文化を考える その29 街角の風景 養子縁組み

養子縁組が多いのがアメリカ。私の息子夫婦には2人の男の子がいるのだが、3人目は養子を育てたいといっていた。8年前にサバティカルで阪大にいたとき、日本人の子どもを養子にするための手続きで関係機関を調べていた。だが外国に住んでいて、日本から養子をとるのは極めて困難であることがわかったようだ。だが今も養子を探している。

我が国は、家父長制を基本としていたので、家長の後継者を得るための養子縁組が存在していた。こうした伝統のせいだろうが、今は「子どもと家族の幸せ」という考えで養子をとることは並大抵のことではない。

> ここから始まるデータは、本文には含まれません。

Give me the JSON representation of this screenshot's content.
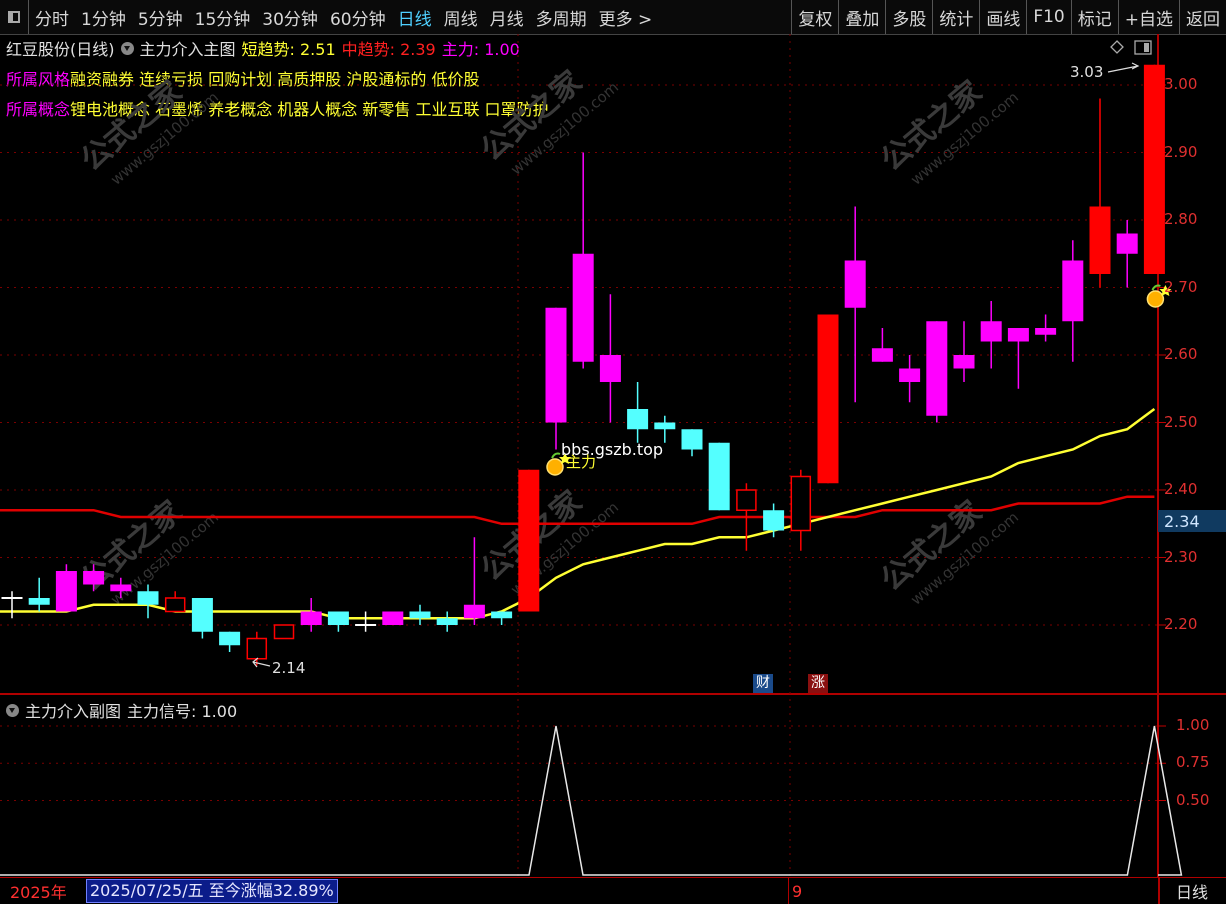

養子制度は長い伝統があるす。制度を遡ると、 紀元前18世紀、古代バビロニアのハムラビ法典などに由来することが判明している。当時は養子が合法的であり、保護者の責任などが規定されていたことが伺える。Wikipediaによれば婚約、婚姻、離婚、姦通と近親相姦、遺産相続などの規定もあったようだ。ローマ帝国の皇帝というのは、養子縁組での継承というのがやたらと多かったといわれる。ローマ帝国は、一夫一妻制の社会であったため、皇帝が必ずしも継承者となる男子を持っているとは限らなからである。

中世期のヨーロッパにおける養子縁組は容易ではなかったようである。ナポレオン民法典には、養子制度も規定されたが、それは成年の養子のみであり、氏や財産の継承の目的だけに認められた。養子は18歳以上でなければならず、養親は50歳に達していることが必要であった。

だが、貧しさのために教会の門前などに幼児を置き去りにする人々が絶えなかったといわれる。そこでカトリック教会は孤児院を運営し始める。こうした博愛の精神が、やがて養子縁組を社会に定着させるための原動力となっていく。

IMG_1329 Code Napoleon
ナポレオン民法典
2cd0d2567ffc5558b655727e0b4e13cf Code of Hammurabi
ハンムラビ法典

文化を考える その29 街角の風景 養子縁組み」への2件のフィードバック

  1. このたびの渡米で、テストベビーで生まれた双子の赤ちゃんと会いました。掌に乗るくらいの未熟児で生まれ、男の子の方は肺機能に障害があり、女の子は機嫌が安定せず育て難いと医師である母親がこぼしていました。私が見たところ何か発達的な問題もあるように感じましたが、多くの親戚も当該子どもの母親も医師であるその家族が何ら問題を口にしないので余計なことは言えませんでした。テストベビーは(そこそこ裕福な家庭では)そんなに珍しいことではないという話も聞き驚きました。